Sarni claimed to have worked as a detective and to have encountered victims, like Omar, who were first mute or intubated. He claimed that in certain situations, he visited the patient often and spoke with hospital staff members nonstop to find out when they were able to communicate.

“The victim should have had ongoing follow-up,” he stated. “An investigation has dropped significantly.”

According to Sarni, police should always deal with victims first and last when working on a case because they are their advocates.

According to Fuqua, the prosecutor indicated that an in-person interview with Omar wasn’t required.

Clark claimed that because he couldn’t locate Omar, she wasn’t questioned or involved in any court procedures. He claimed he was unable to find out from anyone where Grant had freed her.

“Nobody asked me, no one came to me,” Omar remarked. “I wish to inform them of how I was shot.” Even though it was wrong, no one questioned me.”

Omar expressed her ire at the fact that, while she will be paralyzed for the rest of her life, one of the suspects in her case is only serving a seven-year prison sentence and the other has been released since it was determined he was not able to stand trial. She expressed her fury at the fact that she was never given the opportunity to receive full justice, while the boys were interviewed by police authorities.

She predicted that Abdullahi and the younger boy would emerge. “… (But) the rest of my life, I’m going to be like this.”

“I don’t deserve this. Nobody deserves this.”

Even though he is disabled, Omar continues.

Her favorite rappers, Rod Wave, Young Dolph, and Kid Cudi, are what she listens to on a regular basis.

She engages in lively conversation with her parents and her seven siblings, who reside in the Kenyan refugee camp of Dadaab. Via a video call, they converse about their life, how much they miss one other, and what it will be like to be with her in America.

Omar smiles and laughs at their conversations. When she is eventually allowed to relocate here, she wants to teach her mother English, and Downing and CRIS are working to expedite Omar’s family case so that they can visit and take care of her.

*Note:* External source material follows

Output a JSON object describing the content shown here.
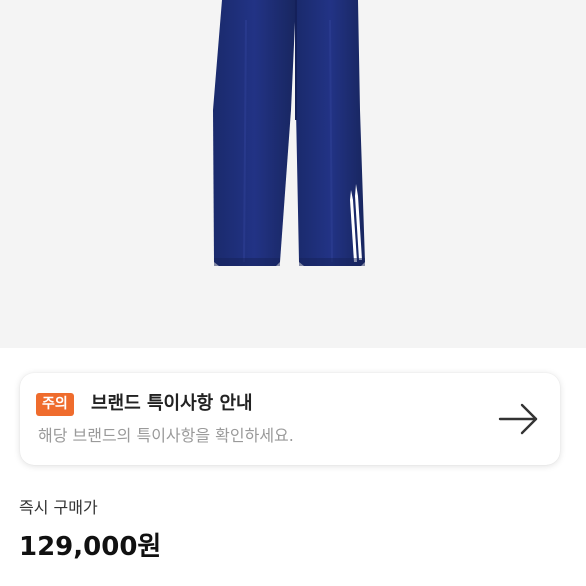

But most of all, Omar waits.

In 2017, Omar requested that her parents and siblings come to live with her in the US. She continues to hope that they will soon join her, even though their case is still pending while it goes through the numerous forms, exams, interviews, and other procedures that are part of the American refugee resettlement process.

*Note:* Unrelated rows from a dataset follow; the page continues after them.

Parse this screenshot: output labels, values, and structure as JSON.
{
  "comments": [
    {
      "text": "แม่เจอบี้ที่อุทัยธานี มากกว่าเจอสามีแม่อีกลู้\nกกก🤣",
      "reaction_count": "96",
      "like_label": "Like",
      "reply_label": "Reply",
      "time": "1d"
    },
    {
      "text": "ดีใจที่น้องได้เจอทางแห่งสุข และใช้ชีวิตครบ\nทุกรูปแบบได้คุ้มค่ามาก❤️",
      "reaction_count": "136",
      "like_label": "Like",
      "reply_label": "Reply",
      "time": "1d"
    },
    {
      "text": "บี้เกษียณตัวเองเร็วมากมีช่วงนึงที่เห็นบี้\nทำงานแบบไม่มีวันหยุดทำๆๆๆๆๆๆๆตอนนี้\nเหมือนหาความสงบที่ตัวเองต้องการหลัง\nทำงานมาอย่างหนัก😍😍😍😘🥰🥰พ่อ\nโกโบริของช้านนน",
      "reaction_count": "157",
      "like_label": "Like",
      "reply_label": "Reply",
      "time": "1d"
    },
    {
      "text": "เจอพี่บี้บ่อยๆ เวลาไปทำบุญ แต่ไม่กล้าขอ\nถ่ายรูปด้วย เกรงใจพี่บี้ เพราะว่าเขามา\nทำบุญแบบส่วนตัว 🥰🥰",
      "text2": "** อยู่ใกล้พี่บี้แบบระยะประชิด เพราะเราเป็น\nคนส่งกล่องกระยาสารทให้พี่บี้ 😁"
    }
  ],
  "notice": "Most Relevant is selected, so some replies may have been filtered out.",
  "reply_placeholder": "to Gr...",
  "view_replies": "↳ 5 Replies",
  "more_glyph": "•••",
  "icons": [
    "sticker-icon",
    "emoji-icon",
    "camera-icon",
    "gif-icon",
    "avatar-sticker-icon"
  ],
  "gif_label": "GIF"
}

Omar claimed that she had a musical and dancing life in Columbus before to being shot.

Her goal was to receive vocal instruction. She had danced at nearby Somali weddings, her hips thumping to the quick pace. There are videos of her dancing and singing on YouTube.

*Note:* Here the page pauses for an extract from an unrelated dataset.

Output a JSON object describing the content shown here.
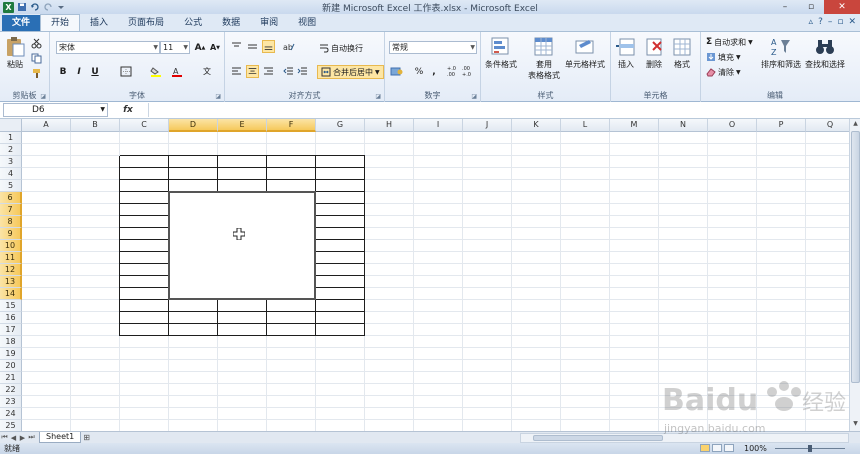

On a recent afternoon, Omar stated, “I miss (the life I had) before I got shot,” from her room. “I used to put on makeup. I used to frequent the club. I used to enjoy myself. That’s what I miss. Getting food and driving about. All of that is missed. Life is so fleeting.”

“I’m just somebody paralyzed, sleeping on a bed,” Omar remarked at this point.

Omar stated that she felt the way she was treated because of her gender identification was wrong and that is why she wants other people to know what happened to her.

Saying, “Nobody deserves this,” she spoke. “I don’t deserve this.”